|Iraqi WMD Threat Grows, Detection Difficult|
Iraqi WMD Threat Grows, Detection Difficult
By Linda D. Kozaryn, American Forces Press Service.
Washington D.C. -- (AFPS) February 25, 2001 -- U.N. Security Council weapons inspectors would face a tough job if they return to Saddam Hussein's Iraq, according to U.S. Defense Secretary Donald H. Rumsfeld.
It's enormously important to know what Hussein's doing, Rumsfeld said Feb. 24 on CBS Face the Nation, but U.N. inspectors will have a harder time than ever detecting evidence of the Iraqis' weapons of mass destruction program.
After the Gulf War in 1991, U.N.-mandated sanctions called for Iraq to surrender its weapons of mass destruction and to submit to U.N. inspections.
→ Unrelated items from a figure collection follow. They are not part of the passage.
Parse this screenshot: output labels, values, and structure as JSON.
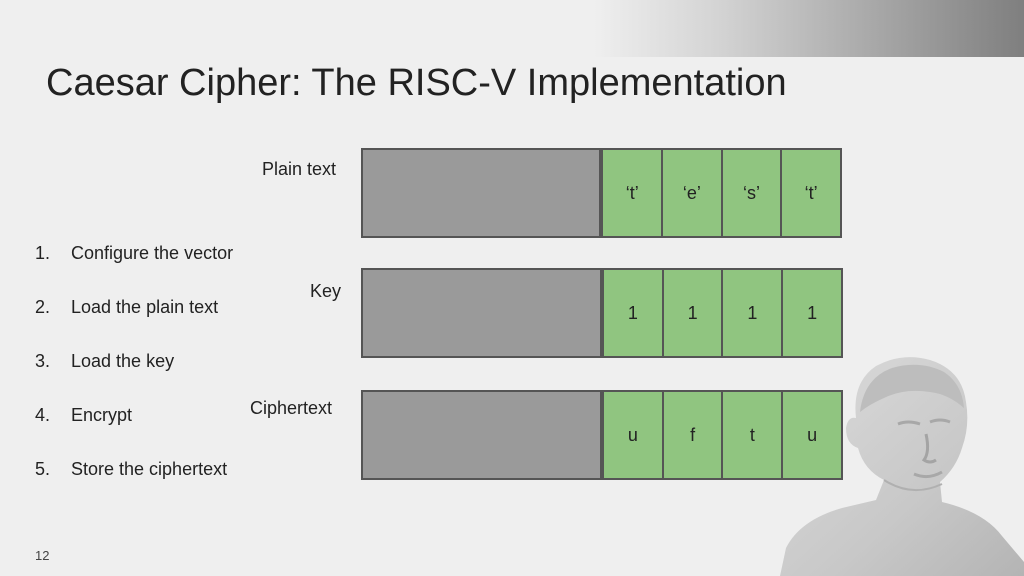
{
  "slide": {
    "title": "Caesar Cipher: The RISC-V Implementation",
    "page_number": "12"
  },
  "steps": [
    {
      "num": "1.",
      "text": "Configure the vector"
    },
    {
      "num": "2.",
      "text": "Load the plain text"
    },
    {
      "num": "3.",
      "text": "Load the key"
    },
    {
      "num": "4.",
      "text": "Encrypt"
    },
    {
      "num": "5.",
      "text": "Store the ciphertext"
    }
  ],
  "registers": {
    "plain": {
      "label": "Plain text",
      "cells": [
        "‘t’",
        "‘e’",
        "‘s’",
        "‘t’"
      ]
    },
    "key": {
      "label": "Key",
      "cells": [
        "1",
        "1",
        "1",
        "1"
      ]
    },
    "cipher": {
      "label": "Ciphertext",
      "cells": [
        "u",
        "f",
        "t",
        "u"
      ]
    }
  },
  "colors": {
    "active_cell": "#90c580",
    "inactive_region": "#9a9a9a",
    "background": "#efefef"
  }
}
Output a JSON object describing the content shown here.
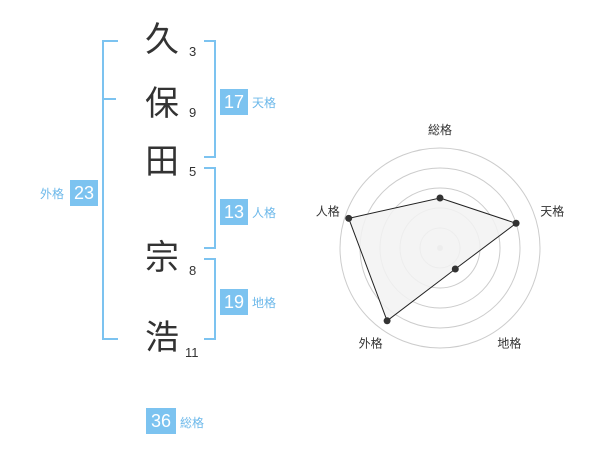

Much has changed in the intervening years, Rumsfeld said.
The Iraqis refused to cooperate fully with the inspectors and since 1998 haven't allowed inspectors into the country. Rumsfeld said Iraqi officials have advanced their weapons of mass destruction program and they've had more time to go underground. They've acquired dual-use technologies and developed greater degrees of mobility, he said.
Rumsfeld noted President Bush recently called Iraq one of three nations forming an "axis of evil" that threatens U.S. interests. The other two are Iran and North Korea. The secretary said Bush focused world opinion on how those countries treat their people and their neighbors and the dangers they pose as a source of weapons of mass destruction.
"I think it was a very useful thing to do," Rumsfeld remarked.
In the wake of last year's Sept. 11 terrorist attacks, U.S. administration officials called for the United Nations to reinstitute inspections.
Rumsfeld said that under the best of circumstances, U.N. inspectors would have a tough time in Iraq, where the repressive ruling regime has had years to "hide things, deny things and create mobility where they can actually keep things moving ahead of any inspectors."
"They are very accomplished liars as to what's going on,"
the secretary said. "You could put inspectors all over that place and it would be very difficult to find anything." In the past, U.N. inspectors were successful in part because defectors told them what to look for, "not because they actually found something," he noted. "I'm saying today, the situation is vastly more difficult."
Many more inspectors would be needed and their regime would have to be much more intrusive than before, Rumsfeld said. The Iraqis could not control when inspectors could arrive, where they could go and what they could do, he said, "and the Iraqis aren't going to agree to something like that."
It remains to be seen what U.N. officials ultimately decide and what the Iraqis agree to, he said.
"We have to be very honest with ourselves about what we could accomplish," the secretary said. "I just am saying in all directness, is that we have to go into this with our eyes wide open. It would take a very intrusive regime for us to have any confidence that it would work."